The big supermarkets and many food manufacturers display Colour-Coded nutrition information on the front of most pre-packaged food and drink. This is very useful when you want to compare different food products at a glance.

The colours show you easily if the food or drink has high, medium or low amounts of fat, saturated fat, sugars and salt. You will often find a mixture of red, amber and green colours; if you want to make a healthier choice try to go for more greens and ambers, and fewer reds.

  • Red means high, these are the foods and drinks we should cut down on. Try to have these less often and in small amounts.
  • Amber means medium, so you can have foods and drinks with mostly ambers on the label most of the time.
  • Green means low, the more greens on the label, the healthier the choice.


If you’re standing in the supermarket aisle trying to decide between two similar products, check to see if there's a nutrition label on the front of the pack. This will help you to quickly assess how your choices stack up. If you buy a food with all or mostly greens on the label, you know straight away that it’s a healthier choice.

Calories and Reference Intakes

The front of pack nutrition label also provides information on the amount of energy and the number of grams of fat, saturated fat, sugars and salt in a serving or portion of the food or drink. The amount that a portion contributes to your daily diet is given as a percentage of the Reference Intake. Be aware, however, that the manufacturer’s idea of a portion may be different from yours.

Understanding Energy

Calories are a measure of the amount of energy in food and drink. Knowing the calorie content can help us keep track of the amount of energy we are eating and drinking, to make sure we're not consuming too much. As a guide, the average man needs around 2,500kcal (10,500kJ) daily to maintain his weight, and the average woman needs around 2,000kcal (8,400kJ). For children, this will vary depending on their age. NHS inform has more information on calorie intakes for children.

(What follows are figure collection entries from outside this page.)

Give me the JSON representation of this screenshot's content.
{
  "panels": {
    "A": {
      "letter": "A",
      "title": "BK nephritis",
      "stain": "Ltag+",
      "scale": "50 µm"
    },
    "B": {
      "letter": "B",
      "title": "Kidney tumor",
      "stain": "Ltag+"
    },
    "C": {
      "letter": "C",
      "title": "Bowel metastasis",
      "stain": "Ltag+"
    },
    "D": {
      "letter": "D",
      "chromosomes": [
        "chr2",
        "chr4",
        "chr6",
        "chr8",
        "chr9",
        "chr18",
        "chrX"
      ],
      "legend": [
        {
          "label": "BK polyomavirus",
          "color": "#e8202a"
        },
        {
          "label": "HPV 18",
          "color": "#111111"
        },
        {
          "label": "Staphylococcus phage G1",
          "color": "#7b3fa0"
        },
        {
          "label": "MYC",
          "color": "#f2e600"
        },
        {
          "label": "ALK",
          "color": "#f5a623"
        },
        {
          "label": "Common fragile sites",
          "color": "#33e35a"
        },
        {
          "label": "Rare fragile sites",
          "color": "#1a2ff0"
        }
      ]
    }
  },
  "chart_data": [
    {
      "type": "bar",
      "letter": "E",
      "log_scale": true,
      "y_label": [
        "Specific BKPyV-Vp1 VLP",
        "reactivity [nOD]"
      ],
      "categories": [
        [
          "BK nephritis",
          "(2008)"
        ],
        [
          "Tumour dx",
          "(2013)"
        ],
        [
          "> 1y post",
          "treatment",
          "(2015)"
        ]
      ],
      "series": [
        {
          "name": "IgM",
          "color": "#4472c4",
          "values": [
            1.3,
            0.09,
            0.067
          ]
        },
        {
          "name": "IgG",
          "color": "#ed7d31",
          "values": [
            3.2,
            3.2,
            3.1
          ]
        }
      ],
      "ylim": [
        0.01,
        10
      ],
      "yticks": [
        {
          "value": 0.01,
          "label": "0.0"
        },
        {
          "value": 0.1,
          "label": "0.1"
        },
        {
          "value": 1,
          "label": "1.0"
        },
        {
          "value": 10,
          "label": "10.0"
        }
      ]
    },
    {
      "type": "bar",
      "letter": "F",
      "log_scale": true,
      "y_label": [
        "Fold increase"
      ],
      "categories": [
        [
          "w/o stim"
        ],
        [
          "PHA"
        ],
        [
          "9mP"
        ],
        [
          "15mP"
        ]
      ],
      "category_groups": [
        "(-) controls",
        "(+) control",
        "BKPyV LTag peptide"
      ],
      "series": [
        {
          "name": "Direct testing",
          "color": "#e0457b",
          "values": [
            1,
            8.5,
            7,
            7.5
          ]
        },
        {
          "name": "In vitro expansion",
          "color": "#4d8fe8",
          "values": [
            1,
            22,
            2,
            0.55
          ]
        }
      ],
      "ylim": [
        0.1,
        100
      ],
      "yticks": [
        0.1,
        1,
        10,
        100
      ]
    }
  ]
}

On labels, the calorie content is given in kcals, which is short for kilocalories, and also in kJ, which is short for kilojoules. Kilojoules are the metric measurement of calories (the calorie figure multiplied by 4.2).

Understanding Reference Intakes

You may be familiar with the term Guideline Daily Amount, or GDA, that used to appear on food labels. This has been replaced by Reference Intake, or RI, but the basic principle is the same. Reference Intakes are useful guidelines about the approximate daily amount of particular nutrients and energy required for a healthy diet. These requirements can vary from person to person, but RIs give a useful indication of how much the average person needs.

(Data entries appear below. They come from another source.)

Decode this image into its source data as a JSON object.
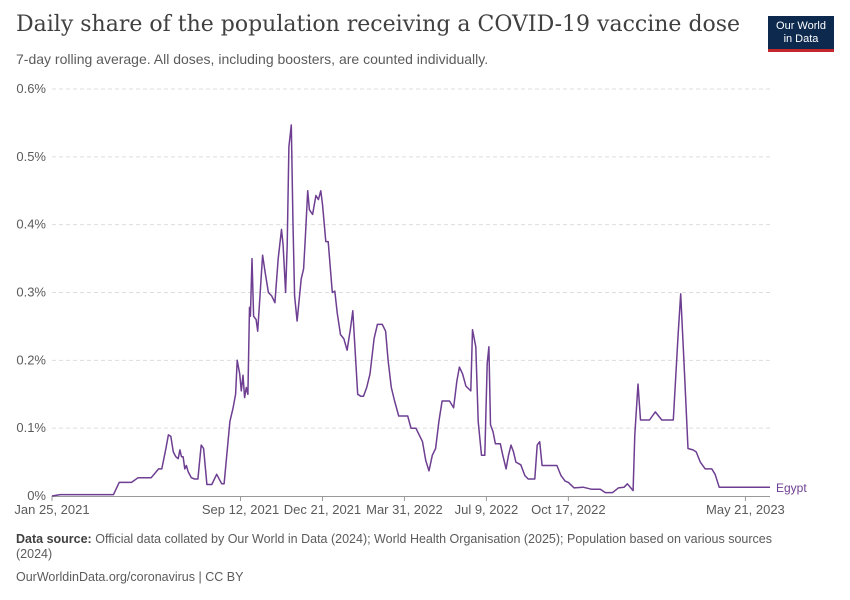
{
  "header": {
    "title": "Daily share of the population receiving a COVID-19 vaccine dose",
    "subtitle": "7-day rolling average. All doses, including boosters, are counted individually."
  },
  "logo": {
    "line1": "Our World",
    "line2": "in Data"
  },
  "footer": {
    "source_label": "Data source:",
    "source_text": "Official data collated by Our World in Data (2024); World Health Organisation (2025); Population based on various sources (2024)",
    "credit": "OurWorldinData.org/coronavirus | CC BY"
  },
  "colors": {
    "series": "#6d3e91",
    "grid": "#dddddd",
    "axis": "#999999"
  },
  "chart_data": {
    "type": "line",
    "ylabel": "",
    "xlabel": "",
    "ylim": [
      0,
      0.6
    ],
    "xlim": [
      "2021-01-25",
      "2023-06-20"
    ],
    "y_ticks": [
      "0%",
      "0.1%",
      "0.2%",
      "0.3%",
      "0.4%",
      "0.5%",
      "0.6%"
    ],
    "x_ticks": [
      {
        "date": "2021-01-25",
        "label": "Jan 25, 2021"
      },
      {
        "date": "2021-09-12",
        "label": "Sep 12, 2021"
      },
      {
        "date": "2021-12-21",
        "label": "Dec 21, 2021"
      },
      {
        "date": "2022-03-31",
        "label": "Mar 31, 2022"
      },
      {
        "date": "2022-07-09",
        "label": "Jul 9, 2022"
      },
      {
        "date": "2022-10-17",
        "label": "Oct 17, 2022"
      },
      {
        "date": "2023-05-21",
        "label": "May 21, 2023"
      }
    ],
    "grid": true,
    "series": [
      {
        "name": "Egypt",
        "points": [
          [
            "2021-01-25",
            0.0
          ],
          [
            "2021-02-04",
            0.002
          ],
          [
            "2021-04-10",
            0.002
          ],
          [
            "2021-04-17",
            0.02
          ],
          [
            "2021-05-02",
            0.02
          ],
          [
            "2021-05-10",
            0.027
          ],
          [
            "2021-05-26",
            0.027
          ],
          [
            "2021-06-04",
            0.04
          ],
          [
            "2021-06-08",
            0.04
          ],
          [
            "2021-06-13",
            0.07
          ],
          [
            "2021-06-16",
            0.09
          ],
          [
            "2021-06-19",
            0.088
          ],
          [
            "2021-06-22",
            0.065
          ],
          [
            "2021-06-25",
            0.058
          ],
          [
            "2021-06-28",
            0.055
          ],
          [
            "2021-06-30",
            0.068
          ],
          [
            "2021-07-02",
            0.058
          ],
          [
            "2021-07-04",
            0.058
          ],
          [
            "2021-07-06",
            0.04
          ],
          [
            "2021-07-08",
            0.045
          ],
          [
            "2021-07-10",
            0.036
          ],
          [
            "2021-07-14",
            0.027
          ],
          [
            "2021-07-18",
            0.025
          ],
          [
            "2021-07-22",
            0.025
          ],
          [
            "2021-07-26",
            0.075
          ],
          [
            "2021-07-29",
            0.07
          ],
          [
            "2021-08-02",
            0.017
          ],
          [
            "2021-08-08",
            0.017
          ],
          [
            "2021-08-14",
            0.032
          ],
          [
            "2021-08-20",
            0.018
          ],
          [
            "2021-08-23",
            0.018
          ],
          [
            "2021-08-30",
            0.11
          ],
          [
            "2021-09-03",
            0.13
          ],
          [
            "2021-09-06",
            0.15
          ],
          [
            "2021-09-08",
            0.2
          ],
          [
            "2021-09-11",
            0.18
          ],
          [
            "2021-09-13",
            0.155
          ],
          [
            "2021-09-15",
            0.178
          ],
          [
            "2021-09-17",
            0.145
          ],
          [
            "2021-09-19",
            0.16
          ],
          [
            "2021-09-21",
            0.15
          ],
          [
            "2021-09-23",
            0.278
          ],
          [
            "2021-09-24",
            0.265
          ],
          [
            "2021-09-26",
            0.35
          ],
          [
            "2021-09-28",
            0.265
          ],
          [
            "2021-10-01",
            0.26
          ],
          [
            "2021-10-03",
            0.243
          ],
          [
            "2021-10-06",
            0.3
          ],
          [
            "2021-10-09",
            0.355
          ],
          [
            "2021-10-12",
            0.33
          ],
          [
            "2021-10-16",
            0.3
          ],
          [
            "2021-10-20",
            0.295
          ],
          [
            "2021-10-24",
            0.285
          ],
          [
            "2021-10-28",
            0.35
          ],
          [
            "2021-11-01",
            0.393
          ],
          [
            "2021-11-03",
            0.37
          ],
          [
            "2021-11-06",
            0.3
          ],
          [
            "2021-11-08",
            0.37
          ],
          [
            "2021-11-10",
            0.515
          ],
          [
            "2021-11-13",
            0.547
          ],
          [
            "2021-11-15",
            0.4
          ],
          [
            "2021-11-17",
            0.295
          ],
          [
            "2021-11-20",
            0.258
          ],
          [
            "2021-11-25",
            0.32
          ],
          [
            "2021-11-28",
            0.335
          ],
          [
            "2021-11-30",
            0.38
          ],
          [
            "2021-12-03",
            0.45
          ],
          [
            "2021-12-05",
            0.422
          ],
          [
            "2021-12-09",
            0.415
          ],
          [
            "2021-12-13",
            0.443
          ],
          [
            "2021-12-16",
            0.437
          ],
          [
            "2021-12-19",
            0.45
          ],
          [
            "2021-12-21",
            0.43
          ],
          [
            "2021-12-25",
            0.375
          ],
          [
            "2021-12-28",
            0.375
          ],
          [
            "2022-01-02",
            0.3
          ],
          [
            "2022-01-05",
            0.302
          ],
          [
            "2022-01-08",
            0.27
          ],
          [
            "2022-01-12",
            0.238
          ],
          [
            "2022-01-16",
            0.232
          ],
          [
            "2022-01-20",
            0.215
          ],
          [
            "2022-01-24",
            0.245
          ],
          [
            "2022-01-27",
            0.273
          ],
          [
            "2022-01-30",
            0.21
          ],
          [
            "2022-02-02",
            0.15
          ],
          [
            "2022-02-06",
            0.147
          ],
          [
            "2022-02-09",
            0.147
          ],
          [
            "2022-02-13",
            0.16
          ],
          [
            "2022-02-17",
            0.18
          ],
          [
            "2022-02-22",
            0.232
          ],
          [
            "2022-02-26",
            0.253
          ],
          [
            "2022-03-04",
            0.253
          ],
          [
            "2022-03-08",
            0.243
          ],
          [
            "2022-03-11",
            0.2
          ],
          [
            "2022-03-15",
            0.16
          ],
          [
            "2022-03-19",
            0.14
          ],
          [
            "2022-03-24",
            0.118
          ],
          [
            "2022-03-30",
            0.118
          ],
          [
            "2022-04-04",
            0.118
          ],
          [
            "2022-04-08",
            0.1
          ],
          [
            "2022-04-14",
            0.1
          ],
          [
            "2022-04-18",
            0.09
          ],
          [
            "2022-04-22",
            0.08
          ],
          [
            "2022-04-26",
            0.052
          ],
          [
            "2022-04-30",
            0.037
          ],
          [
            "2022-05-04",
            0.06
          ],
          [
            "2022-05-08",
            0.07
          ],
          [
            "2022-05-12",
            0.11
          ],
          [
            "2022-05-16",
            0.14
          ],
          [
            "2022-05-20",
            0.14
          ],
          [
            "2022-05-25",
            0.14
          ],
          [
            "2022-05-30",
            0.13
          ],
          [
            "2022-06-03",
            0.17
          ],
          [
            "2022-06-06",
            0.19
          ],
          [
            "2022-06-10",
            0.18
          ],
          [
            "2022-06-14",
            0.162
          ],
          [
            "2022-06-20",
            0.155
          ],
          [
            "2022-06-22",
            0.245
          ],
          [
            "2022-06-26",
            0.22
          ],
          [
            "2022-06-29",
            0.11
          ],
          [
            "2022-07-03",
            0.06
          ],
          [
            "2022-07-07",
            0.06
          ],
          [
            "2022-07-10",
            0.195
          ],
          [
            "2022-07-12",
            0.22
          ],
          [
            "2022-07-14",
            0.105
          ],
          [
            "2022-07-17",
            0.095
          ],
          [
            "2022-07-20",
            0.077
          ],
          [
            "2022-07-26",
            0.077
          ],
          [
            "2022-07-29",
            0.06
          ],
          [
            "2022-08-02",
            0.04
          ],
          [
            "2022-08-05",
            0.06
          ],
          [
            "2022-08-08",
            0.075
          ],
          [
            "2022-08-11",
            0.065
          ],
          [
            "2022-08-14",
            0.05
          ],
          [
            "2022-08-20",
            0.046
          ],
          [
            "2022-08-25",
            0.03
          ],
          [
            "2022-08-29",
            0.025
          ],
          [
            "2022-09-06",
            0.025
          ],
          [
            "2022-09-09",
            0.075
          ],
          [
            "2022-09-12",
            0.08
          ],
          [
            "2022-09-15",
            0.045
          ],
          [
            "2022-09-22",
            0.045
          ],
          [
            "2022-10-03",
            0.045
          ],
          [
            "2022-10-08",
            0.03
          ],
          [
            "2022-10-13",
            0.022
          ],
          [
            "2022-10-17",
            0.02
          ],
          [
            "2022-10-24",
            0.012
          ],
          [
            "2022-11-04",
            0.013
          ],
          [
            "2022-11-14",
            0.01
          ],
          [
            "2022-11-25",
            0.01
          ],
          [
            "2022-12-01",
            0.005
          ],
          [
            "2022-12-10",
            0.005
          ],
          [
            "2022-12-17",
            0.012
          ],
          [
            "2022-12-24",
            0.013
          ],
          [
            "2022-12-28",
            0.018
          ],
          [
            "2023-01-04",
            0.008
          ],
          [
            "2023-01-06",
            0.09
          ],
          [
            "2023-01-10",
            0.165
          ],
          [
            "2023-01-13",
            0.112
          ],
          [
            "2023-01-17",
            0.112
          ],
          [
            "2023-01-24",
            0.112
          ],
          [
            "2023-01-31",
            0.124
          ],
          [
            "2023-02-08",
            0.112
          ],
          [
            "2023-02-15",
            0.112
          ],
          [
            "2023-02-22",
            0.112
          ],
          [
            "2023-02-28",
            0.24
          ],
          [
            "2023-03-03",
            0.298
          ],
          [
            "2023-03-07",
            0.2
          ],
          [
            "2023-03-12",
            0.07
          ],
          [
            "2023-03-18",
            0.068
          ],
          [
            "2023-03-22",
            0.065
          ],
          [
            "2023-03-27",
            0.05
          ],
          [
            "2023-04-02",
            0.04
          ],
          [
            "2023-04-10",
            0.04
          ],
          [
            "2023-04-14",
            0.032
          ],
          [
            "2023-04-19",
            0.013
          ],
          [
            "2023-05-01",
            0.013
          ],
          [
            "2023-06-20",
            0.013
          ]
        ]
      }
    ]
  }
}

The contribution the energy and nutrients (fats, saturated fats, salt and sugars) in the food or drink make towards the daily Reference Intakes is provided as a percentage. This information gives an indication of how a particular food or drink fits into your daily diet. For example the label below, taken from a box of apple pies, shows that each pie will provide you with 19.2g sugars, which represents 21% of your RI for sugars(or about a fifth of an adults RI for sugars).

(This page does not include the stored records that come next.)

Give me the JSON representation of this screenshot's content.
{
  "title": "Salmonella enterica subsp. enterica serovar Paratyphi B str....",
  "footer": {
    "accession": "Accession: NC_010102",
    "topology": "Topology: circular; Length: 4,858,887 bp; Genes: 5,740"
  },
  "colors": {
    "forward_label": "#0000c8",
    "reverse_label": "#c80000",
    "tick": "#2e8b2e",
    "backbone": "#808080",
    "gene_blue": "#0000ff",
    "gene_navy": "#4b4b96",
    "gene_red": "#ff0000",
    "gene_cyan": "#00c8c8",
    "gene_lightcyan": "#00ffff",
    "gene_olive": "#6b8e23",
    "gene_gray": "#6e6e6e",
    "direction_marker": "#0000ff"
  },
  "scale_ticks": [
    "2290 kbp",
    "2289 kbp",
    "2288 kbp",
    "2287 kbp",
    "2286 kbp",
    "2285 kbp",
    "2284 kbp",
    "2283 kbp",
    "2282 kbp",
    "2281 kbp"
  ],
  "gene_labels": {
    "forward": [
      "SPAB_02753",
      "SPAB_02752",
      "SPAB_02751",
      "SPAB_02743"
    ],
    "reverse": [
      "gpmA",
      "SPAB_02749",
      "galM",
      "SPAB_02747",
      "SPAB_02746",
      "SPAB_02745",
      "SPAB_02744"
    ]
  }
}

Some examples of front-of-pack nutrition labels

Front of Pack Nutrition Label Example 1

Front of Pack Label example 2

Date Labelling

Most foods and drinks must be marked with either a ‘Use By’ date or ‘Best Before’ date. These dates are dependent on the correct storage of that product – see storage information below.

A ‘Use By’ date is about food safety and is used on foods that go off quickly, such as raw meat or fish, cooked sliced meats and dairy products. Food should not be eaten after its use by date as it may not be safe even if it looks and smells fine.


A ‘Best Before’ date is about food quality rather than food safety, so after this date expires the food will not be harmful, but its flavour, colour or texture might begin to deteriorate.

Storage Information

Follow any instructions on packets and tins e.g. 'keep refrigerated', 'store in a cool and dry place', 'refrigerate after opening', 'not suitable for freezing'.

If the instructions say 'once opened, use within …days', it is important to follow this information – even if means using the food before the end of the date shown on the label.

Remember to check your fridge temperature – it should be below 5°C (use a fridge thermometer).